Student Interview: Boo Gilder

Boo working in the paper studio

What were you doing before you came to the Book and Paper Arts program (what is your background)?

I have an undergraduate degree in studio art with a concentration in photography and an associates in graphic design. Struggling to find a good job in design in a terrible job market and discouraged by all the time spent with my face pressed against a computer screen, I accepted a great opportunity to do a 6-month artist residency in rural South Carolina at the Rensing Center. While there I took an introductory book arts class at Bookworks in Asheville, NC. That kicked off my interest and here I am.

Why did you choose Columbia College Chicago?

Book and Paper is a niche program. There are only a few graduate level ones in the nation, but Columbia ultimately had the combination of concept and craft I was looking for. It wasn’t until after I arrived that I realized how connected to the New Media side of the Interdisciplinary Arts department we are, and it’s turned out to be a pleasant surprise. The two ends of the spectrum, new and old technology, makes for a special exchange of ideas and information.

Alabama Dirt Paper made by Boo

What was it like to enter the program without previous experience in the specific areas of book, paper, and print?

Exciting, scary. I knew I would not be the only one which was comforting. Most of us had little or no experience in at least one of the three studios: book binding, letterpress printing, and papermaking. The instructors are enthusiastic and generous with information and technical support. My classmates, regardless of previous experience, are constantly experimenting and testing the boundaries of the mediums and this makes for a supportive and dynamic atmosphere.
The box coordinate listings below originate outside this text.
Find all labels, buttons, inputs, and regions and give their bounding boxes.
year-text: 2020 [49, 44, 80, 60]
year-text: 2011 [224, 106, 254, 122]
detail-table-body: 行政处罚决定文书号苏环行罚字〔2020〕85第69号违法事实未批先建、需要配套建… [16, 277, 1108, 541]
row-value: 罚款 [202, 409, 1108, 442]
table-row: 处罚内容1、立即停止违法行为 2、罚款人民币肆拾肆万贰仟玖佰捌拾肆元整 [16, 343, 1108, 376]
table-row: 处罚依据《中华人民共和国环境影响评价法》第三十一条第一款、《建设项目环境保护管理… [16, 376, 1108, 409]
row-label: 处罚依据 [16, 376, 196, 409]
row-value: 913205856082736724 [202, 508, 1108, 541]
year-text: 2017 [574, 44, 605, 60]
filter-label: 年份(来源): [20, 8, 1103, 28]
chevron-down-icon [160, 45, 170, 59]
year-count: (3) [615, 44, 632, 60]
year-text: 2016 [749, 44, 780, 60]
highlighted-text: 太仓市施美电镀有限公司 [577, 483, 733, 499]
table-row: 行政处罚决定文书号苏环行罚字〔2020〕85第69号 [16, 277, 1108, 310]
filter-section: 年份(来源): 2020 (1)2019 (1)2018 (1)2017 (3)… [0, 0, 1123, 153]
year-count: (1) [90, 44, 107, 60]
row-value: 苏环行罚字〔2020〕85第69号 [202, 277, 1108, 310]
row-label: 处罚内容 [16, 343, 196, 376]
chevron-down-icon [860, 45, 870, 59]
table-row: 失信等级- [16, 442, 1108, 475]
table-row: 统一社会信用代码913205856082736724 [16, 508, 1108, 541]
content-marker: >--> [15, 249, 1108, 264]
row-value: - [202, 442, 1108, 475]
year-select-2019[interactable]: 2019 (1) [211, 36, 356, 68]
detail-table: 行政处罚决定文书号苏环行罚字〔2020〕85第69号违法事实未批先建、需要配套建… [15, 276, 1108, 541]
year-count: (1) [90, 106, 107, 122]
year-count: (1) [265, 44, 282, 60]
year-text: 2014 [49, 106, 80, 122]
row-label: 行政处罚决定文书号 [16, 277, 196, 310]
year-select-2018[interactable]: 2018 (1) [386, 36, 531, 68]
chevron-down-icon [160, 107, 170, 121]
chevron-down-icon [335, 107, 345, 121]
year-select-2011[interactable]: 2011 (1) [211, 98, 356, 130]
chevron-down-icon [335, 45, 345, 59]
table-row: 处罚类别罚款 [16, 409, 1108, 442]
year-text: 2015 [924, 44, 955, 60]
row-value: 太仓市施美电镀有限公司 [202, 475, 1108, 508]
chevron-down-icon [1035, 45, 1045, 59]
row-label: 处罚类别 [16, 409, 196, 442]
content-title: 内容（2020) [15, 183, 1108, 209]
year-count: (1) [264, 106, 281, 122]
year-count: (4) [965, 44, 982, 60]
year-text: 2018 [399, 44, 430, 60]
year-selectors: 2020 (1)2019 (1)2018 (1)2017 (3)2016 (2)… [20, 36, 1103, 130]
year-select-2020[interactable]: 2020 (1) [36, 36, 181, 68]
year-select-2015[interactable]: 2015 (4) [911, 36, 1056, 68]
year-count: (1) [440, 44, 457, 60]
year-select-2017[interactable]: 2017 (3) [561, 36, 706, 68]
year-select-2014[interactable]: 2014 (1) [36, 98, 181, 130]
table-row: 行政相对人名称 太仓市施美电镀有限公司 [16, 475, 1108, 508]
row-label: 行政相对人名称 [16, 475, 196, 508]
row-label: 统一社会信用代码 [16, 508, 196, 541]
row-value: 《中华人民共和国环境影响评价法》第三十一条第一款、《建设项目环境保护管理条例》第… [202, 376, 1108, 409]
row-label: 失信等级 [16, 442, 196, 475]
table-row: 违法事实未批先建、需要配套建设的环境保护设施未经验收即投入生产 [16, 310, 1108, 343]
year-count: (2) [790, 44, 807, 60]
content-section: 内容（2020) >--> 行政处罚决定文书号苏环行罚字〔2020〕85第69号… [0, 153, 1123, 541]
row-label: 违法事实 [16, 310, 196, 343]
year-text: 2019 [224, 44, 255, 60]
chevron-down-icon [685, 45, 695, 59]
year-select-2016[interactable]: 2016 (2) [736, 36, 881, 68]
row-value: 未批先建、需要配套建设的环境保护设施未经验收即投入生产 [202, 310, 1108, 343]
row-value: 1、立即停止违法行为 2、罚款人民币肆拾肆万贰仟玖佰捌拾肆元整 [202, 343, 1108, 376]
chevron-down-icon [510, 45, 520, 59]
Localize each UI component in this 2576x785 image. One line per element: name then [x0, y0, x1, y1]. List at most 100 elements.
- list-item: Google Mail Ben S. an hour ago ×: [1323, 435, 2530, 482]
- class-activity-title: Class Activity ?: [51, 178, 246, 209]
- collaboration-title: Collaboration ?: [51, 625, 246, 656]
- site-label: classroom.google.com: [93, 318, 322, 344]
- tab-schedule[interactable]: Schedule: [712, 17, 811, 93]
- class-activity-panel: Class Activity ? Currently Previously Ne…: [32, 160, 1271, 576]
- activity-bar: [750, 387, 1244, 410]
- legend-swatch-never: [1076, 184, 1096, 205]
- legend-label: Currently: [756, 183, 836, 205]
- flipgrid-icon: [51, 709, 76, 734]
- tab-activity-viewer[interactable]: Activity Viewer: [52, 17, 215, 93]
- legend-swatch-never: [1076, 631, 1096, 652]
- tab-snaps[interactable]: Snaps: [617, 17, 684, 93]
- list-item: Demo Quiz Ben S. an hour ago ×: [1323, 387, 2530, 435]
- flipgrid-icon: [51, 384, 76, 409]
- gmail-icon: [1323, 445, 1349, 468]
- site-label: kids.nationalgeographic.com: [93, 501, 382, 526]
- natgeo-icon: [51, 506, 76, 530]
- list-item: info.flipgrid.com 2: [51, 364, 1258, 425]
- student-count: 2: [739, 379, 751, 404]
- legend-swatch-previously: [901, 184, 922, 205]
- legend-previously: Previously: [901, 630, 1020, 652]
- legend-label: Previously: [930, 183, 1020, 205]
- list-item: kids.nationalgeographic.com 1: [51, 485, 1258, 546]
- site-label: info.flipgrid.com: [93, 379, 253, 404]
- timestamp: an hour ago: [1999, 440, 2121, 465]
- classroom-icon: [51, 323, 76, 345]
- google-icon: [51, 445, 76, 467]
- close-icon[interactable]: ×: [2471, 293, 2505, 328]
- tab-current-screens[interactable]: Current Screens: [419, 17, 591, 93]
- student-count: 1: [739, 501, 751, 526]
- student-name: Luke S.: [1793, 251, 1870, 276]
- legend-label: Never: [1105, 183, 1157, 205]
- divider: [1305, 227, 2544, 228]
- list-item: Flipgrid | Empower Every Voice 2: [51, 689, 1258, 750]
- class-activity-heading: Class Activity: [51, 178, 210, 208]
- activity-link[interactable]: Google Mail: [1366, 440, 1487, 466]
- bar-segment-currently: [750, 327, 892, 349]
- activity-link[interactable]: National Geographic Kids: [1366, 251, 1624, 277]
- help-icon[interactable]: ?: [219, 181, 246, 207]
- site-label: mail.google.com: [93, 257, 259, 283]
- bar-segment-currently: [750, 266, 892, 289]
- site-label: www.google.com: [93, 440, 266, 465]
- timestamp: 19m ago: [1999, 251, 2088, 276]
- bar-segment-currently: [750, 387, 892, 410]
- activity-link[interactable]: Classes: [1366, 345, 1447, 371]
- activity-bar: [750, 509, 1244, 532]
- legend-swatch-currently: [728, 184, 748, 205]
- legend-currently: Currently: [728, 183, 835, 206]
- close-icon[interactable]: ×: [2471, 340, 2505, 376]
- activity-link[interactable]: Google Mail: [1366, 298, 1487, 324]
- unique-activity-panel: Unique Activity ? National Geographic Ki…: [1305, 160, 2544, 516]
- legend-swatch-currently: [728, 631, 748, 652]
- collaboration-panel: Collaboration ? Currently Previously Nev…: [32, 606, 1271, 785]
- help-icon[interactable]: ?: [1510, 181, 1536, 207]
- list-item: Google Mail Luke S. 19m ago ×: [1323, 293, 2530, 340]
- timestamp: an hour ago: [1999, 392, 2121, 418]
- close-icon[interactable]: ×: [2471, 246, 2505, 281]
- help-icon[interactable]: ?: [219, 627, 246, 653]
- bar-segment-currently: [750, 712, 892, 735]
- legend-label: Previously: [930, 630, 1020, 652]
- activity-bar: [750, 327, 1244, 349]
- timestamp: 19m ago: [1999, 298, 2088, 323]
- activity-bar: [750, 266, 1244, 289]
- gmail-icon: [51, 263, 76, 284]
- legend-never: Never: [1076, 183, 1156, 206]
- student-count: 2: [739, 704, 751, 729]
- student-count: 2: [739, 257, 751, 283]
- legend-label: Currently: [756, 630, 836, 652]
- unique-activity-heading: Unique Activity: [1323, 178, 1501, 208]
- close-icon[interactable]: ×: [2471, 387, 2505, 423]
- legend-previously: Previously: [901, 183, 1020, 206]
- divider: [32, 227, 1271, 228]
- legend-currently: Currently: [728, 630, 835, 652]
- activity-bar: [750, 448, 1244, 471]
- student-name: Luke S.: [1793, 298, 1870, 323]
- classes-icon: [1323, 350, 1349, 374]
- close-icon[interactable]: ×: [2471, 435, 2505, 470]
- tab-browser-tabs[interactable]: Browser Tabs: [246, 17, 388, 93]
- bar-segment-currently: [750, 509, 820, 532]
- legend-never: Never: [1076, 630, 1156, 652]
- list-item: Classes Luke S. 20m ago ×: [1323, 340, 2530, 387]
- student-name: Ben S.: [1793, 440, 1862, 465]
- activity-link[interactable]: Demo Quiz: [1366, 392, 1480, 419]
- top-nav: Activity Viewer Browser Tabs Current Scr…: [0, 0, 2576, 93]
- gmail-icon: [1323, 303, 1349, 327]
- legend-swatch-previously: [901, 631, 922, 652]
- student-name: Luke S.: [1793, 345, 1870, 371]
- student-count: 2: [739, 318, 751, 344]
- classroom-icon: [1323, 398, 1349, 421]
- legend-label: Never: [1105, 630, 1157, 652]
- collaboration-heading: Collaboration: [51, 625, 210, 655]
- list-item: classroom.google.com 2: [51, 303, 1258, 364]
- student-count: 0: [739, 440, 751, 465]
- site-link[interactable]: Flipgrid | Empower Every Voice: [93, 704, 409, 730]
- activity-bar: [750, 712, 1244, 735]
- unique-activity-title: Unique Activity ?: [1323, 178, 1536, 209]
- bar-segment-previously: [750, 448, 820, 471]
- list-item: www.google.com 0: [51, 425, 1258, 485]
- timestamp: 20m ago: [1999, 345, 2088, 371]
You’ve worked on some really great projects – making paper for E. Chagoya, working on the edition for Yanomami artist Sheroanawe Hakihiiwe – is there one outside-of-class experience that really stands out to you?

Working with Shero was a great hands-on experience. He was such a different and exciting presence to have in the studio. Learning about his story and his culture was special and fascinating. You get into your own routine in the studio and it is nice to have someone come in and remind you that its a big and varied world out there. On top of all that we got a lesson on producing a professional edition of paper.

The Chagoya project was a completely different animal. I was charged with making handmade paper for his print edition to be produced at Anchor Graphics. The goal was to use the texture of amate, a handmade bark paper from Mexico, as inspiration. They needed 70 22×25 of relatively uniform sheet–that is no small task using the techniques I was using. There was a lot of trial and error, and I learned a whole heap of stuff along the way.

Stamped Bullet Case Print also by Boo

What do you like most about the program?

Geez. Besides the fact that I have access to awesome studios, smart, supportive people, and I get to make stuff all the time, I would have to say its the all people I have met. My classmates especially constantly delight and impress me, and we have a great time. It’s also wonderful to have my brain constantly engaged and stimulated.

What are some challenges you’ve faced over the past one and a half years?

The move to Chicago has had its ups and downs. Moving to Bridgeport helped as I am closer to school and have an outdoor space. The first semester was certainly overwhelming. It just takes a moment to find your footing. It’s also hard to keep a positive attitude in February when you are sick of short days and a gazillion layers of clothes. But you take some vitamin D, join your friends at the pub, and power through.